Josefina le declara a Chávez lealtad perpetua. "Seré chavista hasta que me muera", promete mientras sorbe el refresco al que la he invitado.
Lo venera tanto que cuando le parece que ha dicho algo inapropiado se santigua y pide: "Que Dios y Chávez me perdonen".
Con Maduro no le pasa lo mismo. "Él es un buen hombre, pero no tiene la inteligencia ni la visión estratégica que tenía Chávez".
Del Caracas sin agua al Maracaibo sin luz
Los problemas en el suministro eléctrico son otra de las diferencias que han llamado mi atención. No los viví en 2008.
Ya en 1958, un joven corresponsal colombiano llamado Gabriel García Márquez informaba con maestría de las fallas en el abastecimiento de agua a Caracas, un problema endémico que también he sufrido en primera persona.
En mi apartamento, solo llegaba agua un rato por las tardes, por lo que, si quería darme el lujo de ducharme, tenía que estar pendiente de abrir a tiempo la llave de un tanque que terminé aborreciendo.
Y yo soy un privilegiado, porque muchos no tienen tanque.
Lo de la electricidad también viene de tiempo atrás, pero se ha agudizado en los últimos años.
En el estado Zulia, fronterizo con Colombia, al que viajé hace poco, se ha vuelto una tortura.
Desde la azotea de un céntrico hotel de Maracaibo contemplé la estampa nocturna de una de las ciudades más importantes del país completamente a oscuras.
Las sonrisas perezosas con la que los habitantes de Maracaibo reciben al forastero iluminan en estos tiempos más que todas sus farolas juntas.
Allí hay apagones masivos casi a diario y los comerciantes del mercado de Las Pulgas, uno de los más populares, me cuentan que los daños que sufren los refrigeradores echan a perder kilos y kilos de carne.
La gente, como siempre aquí, se busca la vida. Un lugareño me explica que cada vez que en su casa se va la luz, se traslada con su familia a alguna de las que dejaron vacías dos amigos que emigraron.
Trabajadores sanitarios del principal hospital de la ciudad me describen con lágrimas la crisis que estalla allí cuando no hay energía.
Cuando las máquinas de soporte vital fallan, médicos y enfermeros corren por los pasillos para realizar masajes cardíacos y maniobras de respiración a los enfermos que dependen de ellas.
Su esfuerzo no alcanza para salvarlos a todos.
Pero ejemplifica la que, más allá del petróleo, siempre ha sido la principal riqueza de este país único, en 2008 y también ahora: la nobleza y generosidad de sus gentes.

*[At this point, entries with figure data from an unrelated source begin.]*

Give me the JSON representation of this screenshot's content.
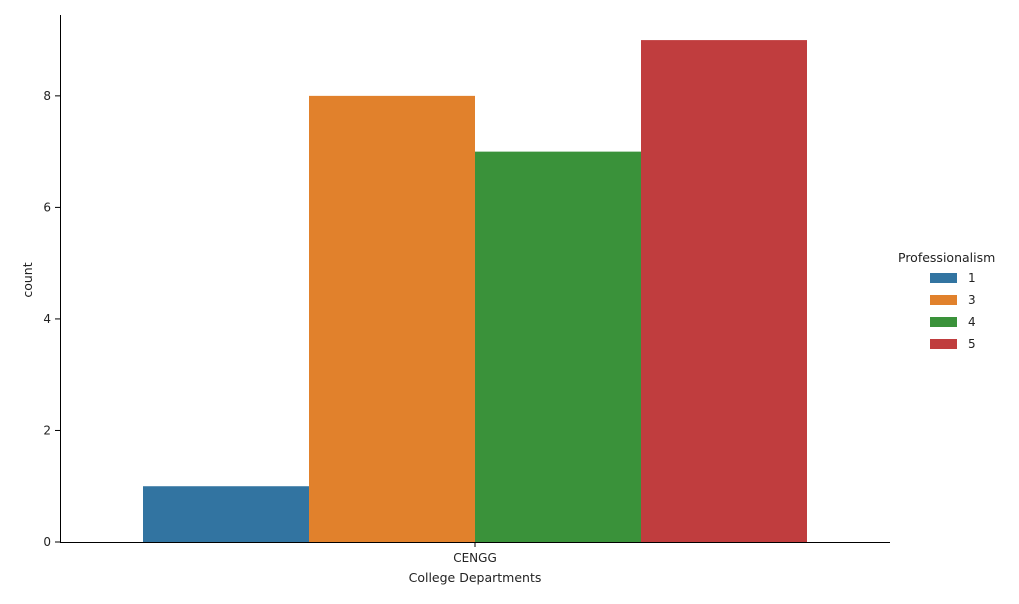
{
  "chart_data": {
    "type": "bar",
    "categories": [
      "CENGG"
    ],
    "series": [
      {
        "name": "1",
        "values": [
          1
        ],
        "color": "#3274a1"
      },
      {
        "name": "3",
        "values": [
          8
        ],
        "color": "#e1812c"
      },
      {
        "name": "4",
        "values": [
          7
        ],
        "color": "#3a923a"
      },
      {
        "name": "5",
        "values": [
          9
        ],
        "color": "#c03d3e"
      }
    ],
    "xlabel": "College Departments",
    "ylabel": "count",
    "ylim": [
      0,
      9.45
    ],
    "yticks": [
      0,
      2,
      4,
      6,
      8
    ],
    "legend": {
      "title": "Professionalism",
      "placement": "right"
    },
    "grid": false
  }
}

Eso no ha cambiado y, cuanto más conozco a los venezolanos, más me convenzo de que nunca lo hará, por adversas que sean las circunstancias.
El coraje y buen ánimo con que afrontan las dificultades del presente conmueven mi conciencia de europeo acostumbrado a dar por hechas cosas básicas que a ellos les exigen esfuerzos titánicos.
Su resiliencia, a prueba de bombas, me anonada y estoy aprendiendo mucho de ella.
Nunca imaginé que gente que lo está pasando tan mal pudiera reírse tanto. Eso sí son agallas.
En 2008 empecé a amar a Venezuela.
En 2018 la sigo amando pero me duele.
Ojalá pueda en mis crónicas contar cómo la vi resurgir.